The JSE All Property Index closed at 8 569 last night.
While civil contractor confidence was slightly lower during Q2 2024 when compared to Q1 2024, activity growth remained well supported according to the latest FNB/BER Civil Confidence Index. Projects relating to renewable energy have continued to sustain civil construction activity with a possible shift from predominantly solar projects to wind projects.
Growthpoint has noted that sentiment in the office sector is improving, with investors showing increased interest in purchasing office assets. During the nine months to March 2024, the REIT let 148 220m2 of office space and renewed 100 046m2, reducing its office vacancies from 19.2% during FY23 to 15.6%. Rent reversions improved from -20.10% to -14.70% (HY24: -15.8%) with its renewal success rate decreasing from 60.40% to 56.60%. Its vacancies in KZN currently stand at 672m2 (0.7%), the Western Cape 7.7%, with an improvement in its Gauteng portfolio from 24.10% to 19.2%. Of the 284 office deals signed during the period, its biggest was a 9 800m2 call centre in Sandton.
Global real estate and investment manager, AEW, says it's a prime time for European CBD office assets, but not so much for non-CBDs with its more than twice higher vacancy rates (10%) compared to CBD locations (4%). It has also noticed an increase in landlords offering incentives to tenants on signature of leases in non-CBD locations.
Hyprop Investments has hinted at the potential disposal of its entire sub-Saharan African portfolio outside of SA. In its pre-close operational update for the five months ended May 2024, the REIT noted that the conditions precedent for the sale of 50% of its Ikeja City Mall in Nigeria have not been fulfilled by the longstop date but that it has signed a letter of intent with another party for the sale of its entire SSA portfolio which comprises Ikeja City Mall in Nigeria; Kumasi City Mall, West Hills Mall and Accra Mall in Ghana.
The City of Cape Town has secured R3.5bn in financing from Nedbank towards its infrastructure investment pipeline over the next three years. The municipality plans to spend R39.5bn between July 2024 and June 2027, SA’s largest ever three-year infrastructure spend by a metro municipality. Its ten-year infrastructure investment pipeline is valued at approximately R120bn.

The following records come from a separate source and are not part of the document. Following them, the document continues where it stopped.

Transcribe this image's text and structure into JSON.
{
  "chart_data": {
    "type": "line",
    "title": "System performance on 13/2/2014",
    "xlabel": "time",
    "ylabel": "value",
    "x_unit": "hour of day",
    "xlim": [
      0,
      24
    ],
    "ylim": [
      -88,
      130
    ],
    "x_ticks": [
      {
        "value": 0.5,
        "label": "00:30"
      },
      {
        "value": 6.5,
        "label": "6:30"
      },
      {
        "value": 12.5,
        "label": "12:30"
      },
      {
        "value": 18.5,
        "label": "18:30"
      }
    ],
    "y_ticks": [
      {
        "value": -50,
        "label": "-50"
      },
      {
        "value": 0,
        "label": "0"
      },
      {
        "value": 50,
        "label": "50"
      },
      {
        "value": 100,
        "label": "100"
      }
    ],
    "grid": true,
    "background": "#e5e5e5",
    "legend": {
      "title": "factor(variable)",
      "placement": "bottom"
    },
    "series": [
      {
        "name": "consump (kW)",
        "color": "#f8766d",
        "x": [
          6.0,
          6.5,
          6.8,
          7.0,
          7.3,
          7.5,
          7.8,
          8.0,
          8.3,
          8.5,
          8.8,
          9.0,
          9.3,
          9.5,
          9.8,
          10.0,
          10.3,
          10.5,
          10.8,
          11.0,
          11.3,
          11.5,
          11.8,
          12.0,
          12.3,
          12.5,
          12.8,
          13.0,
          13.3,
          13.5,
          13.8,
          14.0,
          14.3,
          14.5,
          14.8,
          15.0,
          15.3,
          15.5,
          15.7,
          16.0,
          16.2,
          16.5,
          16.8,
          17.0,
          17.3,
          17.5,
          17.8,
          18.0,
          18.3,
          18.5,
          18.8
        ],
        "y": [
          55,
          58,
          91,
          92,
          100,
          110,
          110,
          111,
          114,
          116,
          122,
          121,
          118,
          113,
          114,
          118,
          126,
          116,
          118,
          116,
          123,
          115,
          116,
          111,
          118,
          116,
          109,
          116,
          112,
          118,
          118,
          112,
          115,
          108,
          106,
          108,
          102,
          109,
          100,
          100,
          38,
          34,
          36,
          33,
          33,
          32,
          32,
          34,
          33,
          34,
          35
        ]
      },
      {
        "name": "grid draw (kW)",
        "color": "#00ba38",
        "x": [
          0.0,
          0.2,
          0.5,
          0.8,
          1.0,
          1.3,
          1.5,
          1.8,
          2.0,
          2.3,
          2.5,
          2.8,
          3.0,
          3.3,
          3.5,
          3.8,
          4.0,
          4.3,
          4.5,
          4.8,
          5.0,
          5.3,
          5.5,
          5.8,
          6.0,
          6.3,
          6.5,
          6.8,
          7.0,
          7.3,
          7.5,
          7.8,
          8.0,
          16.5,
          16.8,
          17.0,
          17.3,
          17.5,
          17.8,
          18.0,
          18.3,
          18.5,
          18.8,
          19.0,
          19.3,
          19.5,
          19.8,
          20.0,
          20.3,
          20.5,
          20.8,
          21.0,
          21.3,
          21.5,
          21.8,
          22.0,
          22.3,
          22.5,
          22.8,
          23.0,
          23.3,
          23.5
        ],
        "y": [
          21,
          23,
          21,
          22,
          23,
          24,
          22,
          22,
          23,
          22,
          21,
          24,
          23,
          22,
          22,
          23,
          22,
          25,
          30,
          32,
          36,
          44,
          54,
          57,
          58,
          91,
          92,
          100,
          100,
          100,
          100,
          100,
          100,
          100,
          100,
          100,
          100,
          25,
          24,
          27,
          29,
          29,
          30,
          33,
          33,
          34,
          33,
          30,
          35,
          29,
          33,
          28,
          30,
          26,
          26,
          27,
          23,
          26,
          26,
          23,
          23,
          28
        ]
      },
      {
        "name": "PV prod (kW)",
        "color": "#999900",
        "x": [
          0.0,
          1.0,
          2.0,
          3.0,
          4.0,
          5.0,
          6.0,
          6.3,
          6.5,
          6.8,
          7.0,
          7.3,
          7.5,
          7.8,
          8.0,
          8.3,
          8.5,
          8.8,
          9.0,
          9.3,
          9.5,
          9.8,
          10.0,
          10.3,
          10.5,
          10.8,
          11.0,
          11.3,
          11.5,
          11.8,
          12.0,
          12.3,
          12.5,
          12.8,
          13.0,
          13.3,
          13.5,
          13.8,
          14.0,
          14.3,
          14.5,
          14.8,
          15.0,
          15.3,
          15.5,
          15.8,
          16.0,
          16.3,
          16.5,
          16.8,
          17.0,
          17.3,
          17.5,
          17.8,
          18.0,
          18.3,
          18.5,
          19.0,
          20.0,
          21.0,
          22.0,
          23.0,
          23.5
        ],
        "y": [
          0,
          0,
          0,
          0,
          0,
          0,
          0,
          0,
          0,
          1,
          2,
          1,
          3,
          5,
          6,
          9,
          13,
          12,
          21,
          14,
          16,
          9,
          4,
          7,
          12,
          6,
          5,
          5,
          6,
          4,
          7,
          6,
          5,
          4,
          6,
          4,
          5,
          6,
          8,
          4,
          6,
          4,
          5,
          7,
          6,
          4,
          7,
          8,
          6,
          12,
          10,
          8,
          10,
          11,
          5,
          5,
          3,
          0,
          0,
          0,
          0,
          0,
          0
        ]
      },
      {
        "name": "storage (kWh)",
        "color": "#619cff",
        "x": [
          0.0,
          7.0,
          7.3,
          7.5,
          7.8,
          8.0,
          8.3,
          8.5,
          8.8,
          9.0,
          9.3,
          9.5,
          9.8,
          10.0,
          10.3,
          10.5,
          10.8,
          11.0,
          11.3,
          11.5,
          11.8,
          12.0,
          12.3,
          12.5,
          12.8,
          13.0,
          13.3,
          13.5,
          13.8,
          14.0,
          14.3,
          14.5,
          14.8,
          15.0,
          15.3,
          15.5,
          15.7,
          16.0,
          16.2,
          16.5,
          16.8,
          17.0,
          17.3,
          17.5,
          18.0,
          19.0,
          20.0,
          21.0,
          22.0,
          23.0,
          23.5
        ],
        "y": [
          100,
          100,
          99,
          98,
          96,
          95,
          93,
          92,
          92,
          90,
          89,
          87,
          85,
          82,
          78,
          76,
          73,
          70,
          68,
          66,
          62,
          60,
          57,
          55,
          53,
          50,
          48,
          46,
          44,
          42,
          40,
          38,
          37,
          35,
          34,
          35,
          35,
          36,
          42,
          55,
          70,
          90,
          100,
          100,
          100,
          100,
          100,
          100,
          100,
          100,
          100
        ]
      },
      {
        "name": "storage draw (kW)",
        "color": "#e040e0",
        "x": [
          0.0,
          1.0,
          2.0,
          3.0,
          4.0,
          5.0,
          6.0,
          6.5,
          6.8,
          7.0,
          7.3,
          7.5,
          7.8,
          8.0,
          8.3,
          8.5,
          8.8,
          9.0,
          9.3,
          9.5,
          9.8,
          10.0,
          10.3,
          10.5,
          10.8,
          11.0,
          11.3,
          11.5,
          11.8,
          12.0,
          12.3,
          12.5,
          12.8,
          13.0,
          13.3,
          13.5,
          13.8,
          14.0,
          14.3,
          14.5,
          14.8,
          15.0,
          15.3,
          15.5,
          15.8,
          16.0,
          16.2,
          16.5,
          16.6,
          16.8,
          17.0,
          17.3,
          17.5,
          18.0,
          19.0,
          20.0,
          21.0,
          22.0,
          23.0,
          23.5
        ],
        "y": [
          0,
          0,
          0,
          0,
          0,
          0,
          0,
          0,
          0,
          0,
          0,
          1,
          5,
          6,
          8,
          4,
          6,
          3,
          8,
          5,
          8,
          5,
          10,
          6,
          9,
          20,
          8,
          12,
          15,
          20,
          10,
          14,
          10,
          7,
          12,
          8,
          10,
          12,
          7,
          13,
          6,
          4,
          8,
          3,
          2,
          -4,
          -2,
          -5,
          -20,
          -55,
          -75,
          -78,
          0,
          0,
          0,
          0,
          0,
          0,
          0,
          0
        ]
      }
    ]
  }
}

The average age of SA’s first-time homebuyer has increased by three years, over the last decade, to 36 years old, according to the latest data from ooba Home Loans with the volume of home loan applications from first-time homebuyers having declined from a peak of 56% of all applications in June 2020 to 46% in May 2024.
PPC’s Zimbabwean operation primarily drove its 20.6% increase in revenue for FY2024 to R10 058m (FY2023: R8 339m). The Group’s trading profit increased by R502m to R619m. Of the R502m, R395m was attributable to Zimbabwe. Group cost of sales increased by 16.3% to R8 409m (FY2023: R7 231m) all of which is attributable to Zimbabwe with its SA and Botswana’s cost of sales declining marginally by 1.3% (R73 million).
WeWork Global has emerged from bankruptcy (Chapter 11) and appointed a new CEO – John Santora, former Tri-State Chairman at Cushman & Wakefield. While WeWork South Africa is 100% independently owned and operates separately from WeWork in the US and Canada, its strengthened capital structure and optimised real estate portfolio will benefit the entire ecosystem, says Stefano Migliore, CEO of WeWork South Africa. “Through this process, WeWork Global has achieved extraordinary outcomes by completing a historically large and complex restructuring.”